パートナーのポールとは前での温度差を感じる話以外にも色々話しますが、特に共産圏時代、そして政治システムが変わった直後のポーランド人の生活に関する話は興味深いです。
まさに「未知なる世界を垣間見」ることができます。
まずは、ポールのバックグラウンド。
ポールの父親はウクライナ人で、ポールの苗字もウクライナ系です。
ポールの父親はウクライナで生まれ育ったんですが、第二次世界大戦直後ポーランド系住民への迫害が始まったためポールの父親や兄弟、ポールの祖母はポーランド領内に逃れてきたとのこと。おそらくポーランド系ウクライナ人と推察します。

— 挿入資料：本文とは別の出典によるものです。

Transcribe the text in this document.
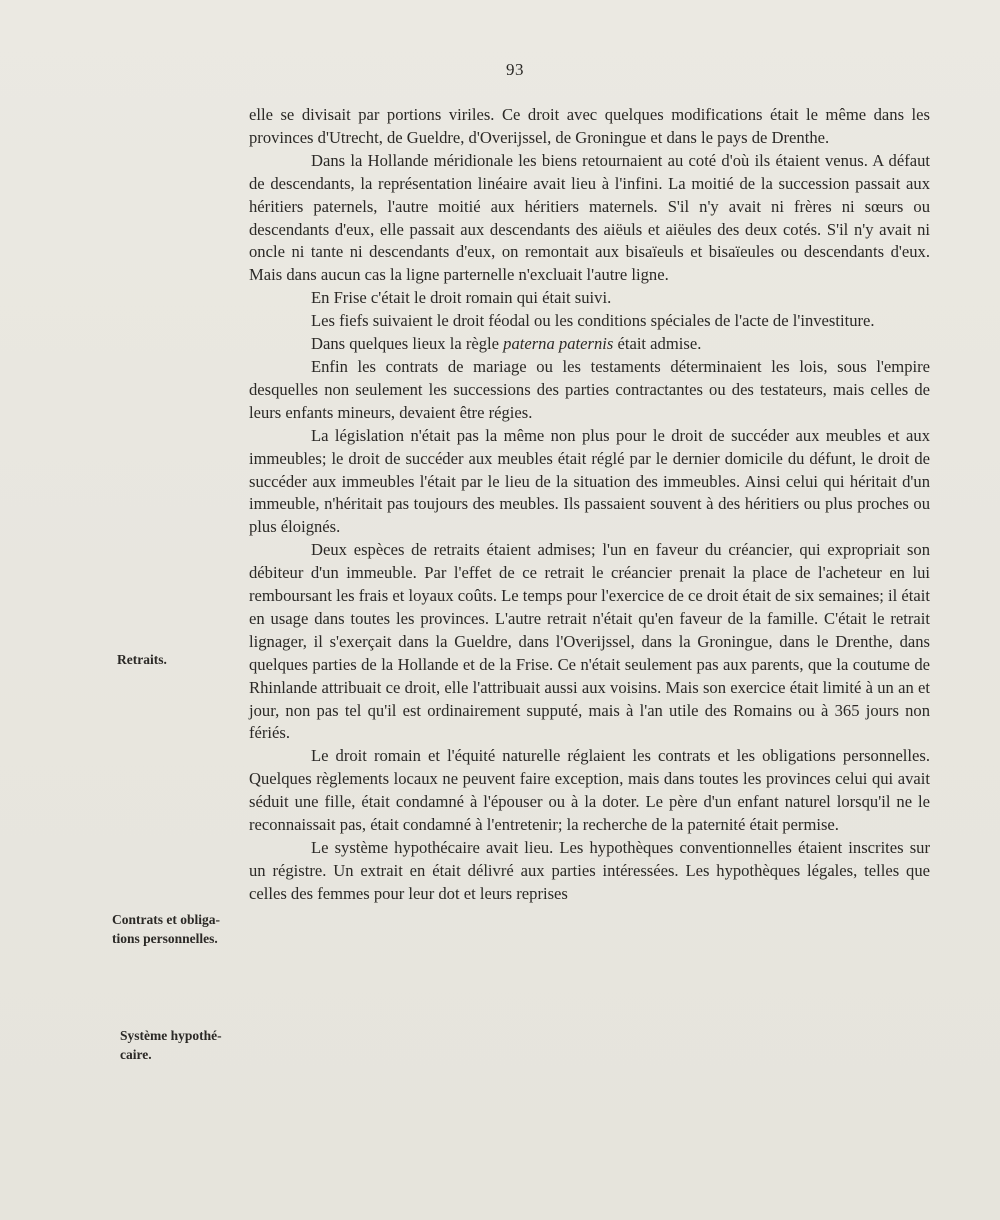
93
Retraits.
Contrats et obliga-
tions personnelles.
Système hypothé-
caire.

elle se divisait par portions viriles. Ce droit avec quelques modifications était le même dans les provinces d'Utrecht, de Gueldre, d'Overijssel, de Groningue et dans le pays de Drenthe.

Dans la Hollande méridionale les biens retournaient au coté d'où ils étaient venus. A défaut de descendants, la représentation linéaire avait lieu à l'infini. La moitié de la succession passait aux héritiers paternels, l'autre moitié aux héritiers maternels. S'il n'y avait ni frères ni sœurs ou descendants d'eux, elle passait aux descendants des aiëuls et aiëules des deux cotés. S'il n'y avait ni oncle ni tante ni descendants d'eux, on remontait aux bisaïeuls et bisaïeules ou descendants d'eux. Mais dans aucun cas la ligne parternelle n'excluait l'autre ligne.

En Frise c'était le droit romain qui était suivi.

Les fiefs suivaient le droit féodal ou les conditions spéciales de l'acte de l'investiture.

Dans quelques lieux la règle paterna paternis était admise.

Enfin les contrats de mariage ou les testaments déterminaient les lois, sous l'empire desquelles non seulement les successions des parties contractantes ou des testateurs, mais celles de leurs enfants mineurs, devaient être régies.

La législation n'était pas la même non plus pour le droit de succéder aux meubles et aux immeubles; le droit de succéder aux meubles était réglé par le dernier domicile du défunt, le droit de succéder aux immeubles l'était par le lieu de la situation des immeubles. Ainsi celui qui héritait d'un immeuble, n'héritait pas toujours des meubles. Ils passaient souvent à des héritiers ou plus proches ou plus éloignés.

Deux espèces de retraits étaient admises; l'un en faveur du créancier, qui expropriait son débiteur d'un immeuble. Par l'effet de ce retrait le créancier prenait la place de l'acheteur en lui remboursant les frais et loyaux coûts. Le temps pour l'exercice de ce droit était de six semaines; il était en usage dans toutes les provinces. L'autre retrait n'était qu'en faveur de la famille. C'était le retrait lignager, il s'exerçait dans la Gueldre, dans l'Overijssel, dans la Groningue, dans le Drenthe, dans quelques parties de la Hollande et de la Frise. Ce n'était seulement pas aux parents, que la coutume de Rhinlande attribuait ce droit, elle l'attribuait aussi aux voisins. Mais son exercice était limité à un an et jour, non pas tel qu'il est ordinairement supputé, mais à l'an utile des Romains ou à 365 jours non fériés.

Le droit romain et l'équité naturelle réglaient les contrats et les obligations personnelles. Quelques règlements locaux ne peuvent faire exception, mais dans toutes les provinces celui qui avait séduit une fille, était condamné à l'épouser ou à la doter. Le père d'un enfant naturel lorsqu'il ne le reconnaissait pas, était condamné à l'entretenir; la recherche de la paternité était permise.

Le système hypothécaire avait lieu. Les hypothèques conventionnelles étaient inscrites sur un régistre. Un extrait en était délivré aux parties intéressées. Les hypothèques légales, telles que celles des femmes pour leur dot et leurs reprises
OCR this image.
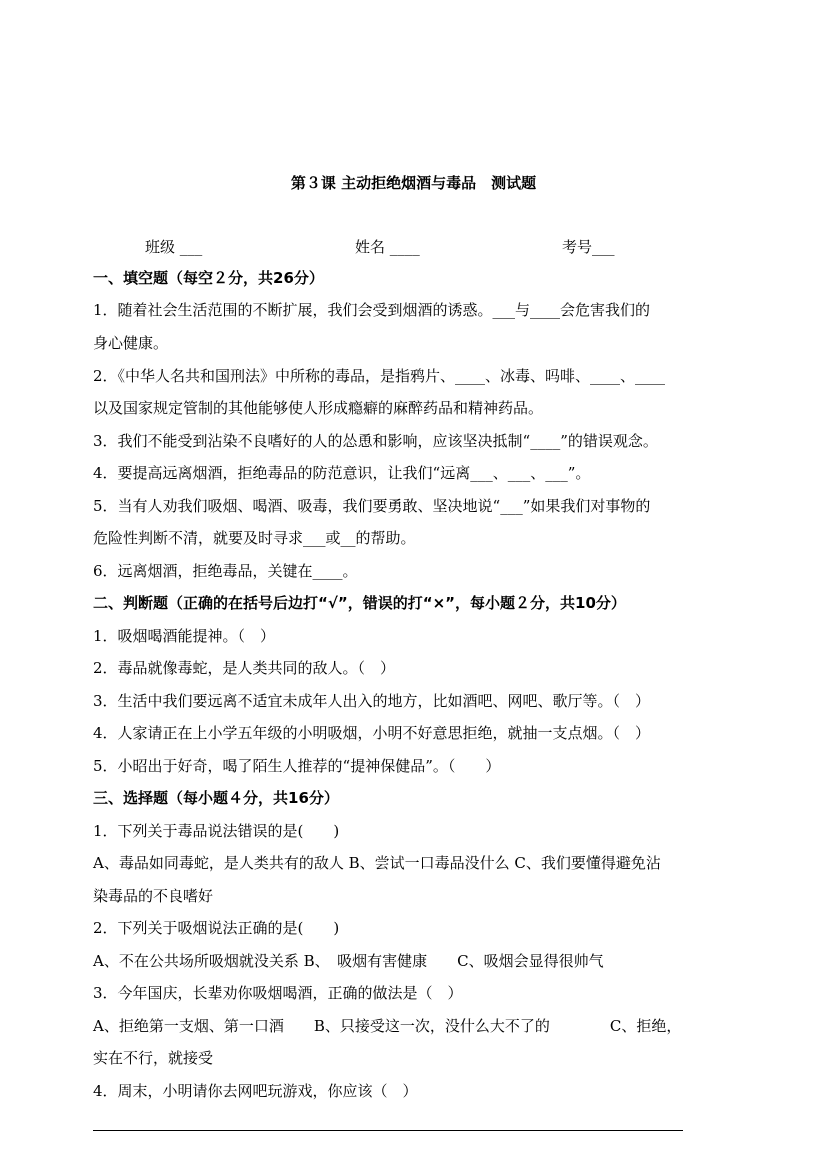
第３课 主动拒绝烟酒与毒品　测试题
班级 ___	姓名 ____	考号___
一、填空题（每空２分，共26分）
1．随着社会生活范围的不断扩展，我们会受到烟酒的诱惑。___与____会危害我们的
身心健康。
2．《中华人名共和国刑法》中所称的毒品，是指鸦片、____、冰毒、吗啡、____、____
以及国家规定管制的其他能够使人形成瘾癖的麻醉药品和精神药品。
3．我们不能受到沾染不良嗜好的人的怂恿和影响，应该坚决抵制“____”的错误观念。
4．要提高远离烟酒，拒绝毒品的防范意识，让我们“远离___、___、___”。
5．当有人劝我们吸烟、喝酒、吸毒，我们要勇敢、坚决地说“___”如果我们对事物的
危险性判断不清，就要及时寻求___或__的帮助。
6．远离烟酒，拒绝毒品，关键在____。
二、判断题（正确的在括号后边打“√”，错误的打“×”，每小题２分，共10分）
1．吸烟喝酒能提神。（　）
2．毒品就像毒蛇，是人类共同的敌人。（　）
3．生活中我们要远离不适宜未成年人出入的地方，比如酒吧、网吧、歌厅等。（　）
4．人家请正在上小学五年级的小明吸烟，小明不好意思拒绝，就抽一支点烟。（　）
5．小昭出于好奇，喝了陌生人推荐的“提神保健品”。（　　）
三、选择题（每小题４分，共16分）
1．下列关于毒品说法错误的是(　　)
A、毒品如同毒蛇，是人类共有的敌人 B、尝试一口毒品没什么 C、我们要懂得避免沾
染毒品的不良嗜好
2．下列关于吸烟说法正确的是(　　)
A、不在公共场所吸烟就没关系 B、　吸烟有害健康　　C、吸烟会显得很帅气
3．今年国庆，长辈劝你吸烟喝酒，正确的做法是（　）
A、拒绝第一支烟、第一口酒　　B、只接受这一次，没什么大不了的　　　　C、拒绝，
实在不行，就接受
4．周末，小明请你去网吧玩游戏，你应该（　）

そしてポールの母親もドイツ系住民の子孫で、ポールが生まれ育った地域は時代によってはドイツ領だったところだそうです。
ポーランドや周辺国は時代によって大きく国境線が変わっていることにちょっと衝撃を受けました。
さて、彼の幼少期はというと・・・。
ポールの両親は非共産党員で、典型的な貧乏人の子沢山で、日によっては食べるものがなくて、時々ポールは彼のゴッドマザー(キリスト教における代母)宅に食料を恵んでもらうよう頼みに行かされたそうです。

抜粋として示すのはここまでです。